RJ and Jams: ??? Saw Kirk Wichman with a few but got there too late to hear them

I apologize to all for those that I missed but I especially wanted to congratulate Vic Batton and Clay Bridges for their win with Lacy!!! QAA at 28 months old - the second pup from our litter with a Qualifying Blue - an awesome tribute to our girl, Gracie, that we so dearly miss !!!


----------



## Charles C. (Nov 5, 2004)

Way to go, Clay!


----------



## Jacob Hawkes (Jun 24, 2008)

Wow. That's awesome Clay. What a job you've done with Lacy. Yes, Clay ran all the dogs including Thor & Jet.


----------



## Vic Batton (Dec 15, 2008)

Thanks Clay for the great work with Lacy


----------



## RodneyB46 (Dec 18, 2008)

congratulations to clay on his placements/handling this weekend he works hard and is very deserving of it.


----------



## bmiles (Aug 20, 2004)

Piney Woods results

Qualifying

1st. 22
2nd 17
3rd. 31
4th. 41
RJ. 26
Jams. 37, 9, 6, & 2

Derby results

1st 18
2nd 15
3rd. 4
4th 23
RJ 10


----------



## Mike W. (Apr 22, 2008)

> Piney Woods results
> 
> Qualifying
> 
> ...


Jacob....what happened here?


----------



## Jacob Hawkes (Jun 24, 2008)

Are you that much of a douchebag? I forgot, you know soo much. Tell me again how it's soo easy winning on the same training grounds you train on. Tell me again how Cash isn't any good and Mr. Danny is scared to run a certain trial & against a certain pro. If you feel the need to inflate your ego @ the expense of others then have @ it. I'll just congratulate the dogs & people I know personally.

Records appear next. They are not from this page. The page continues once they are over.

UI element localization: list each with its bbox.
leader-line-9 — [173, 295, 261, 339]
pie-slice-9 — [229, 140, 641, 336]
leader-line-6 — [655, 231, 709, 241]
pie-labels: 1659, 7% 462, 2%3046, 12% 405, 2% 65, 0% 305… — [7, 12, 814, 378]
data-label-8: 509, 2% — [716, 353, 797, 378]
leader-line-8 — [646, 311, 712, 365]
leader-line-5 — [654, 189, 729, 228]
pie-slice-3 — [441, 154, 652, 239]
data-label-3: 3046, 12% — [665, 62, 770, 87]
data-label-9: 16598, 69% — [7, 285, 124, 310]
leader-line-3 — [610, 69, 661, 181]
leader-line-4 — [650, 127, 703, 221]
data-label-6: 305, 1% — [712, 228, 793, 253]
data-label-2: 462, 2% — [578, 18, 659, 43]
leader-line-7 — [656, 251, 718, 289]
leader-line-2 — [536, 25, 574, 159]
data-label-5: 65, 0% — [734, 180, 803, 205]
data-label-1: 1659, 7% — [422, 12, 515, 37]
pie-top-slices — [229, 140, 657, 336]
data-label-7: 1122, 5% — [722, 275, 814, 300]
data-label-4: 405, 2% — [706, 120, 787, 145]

Clay got a 3rd with Aries, congrats to Aries (QAA before this weekend.). 3 of 8 placements in the Qual this weekend isn't too bad.


----------



## Ten (May 4, 2009)

Vote for Blaze

A Huge Congrats 1st place and *new QAA*... #22 Roughwater's Midnight Blaze, QAA, SH - O/Myra and Steve Fuguet H/ Mark Mosher. So happy for you guys... YAHOO... go Blaze, well done!!

Congrats to Warren Price H/ Mark Mosher on both his Derby & Q placements. 

Big congrats to Francis Landry and Charge!!!!!!!! Awesome

Congrats to all.


Barb


----------



## Charles C. (Nov 5, 2004)

bmiles said:


> Piney Woods results
> 
> Qualifying
> 
> ...


Congrats on the JAM, Brandon.


----------



## Mike W. (Apr 22, 2008)

> Are you that much of a douchebag? I forgot, you know soo much. Tell me again how it's soo easy winning on the same training grounds you train on.


LOL Jacob. No need to swear! I just get a kick out of you being leader of "Mr. Danny's" pom pom squad.

Hey, if I had a trial on my grounds with judges who were my clients I would run under them too.

Congratulations to everyone who finished and placed, including Clay.

But I give special kudos to those who competed, finished and place on a pro's grounds.


----------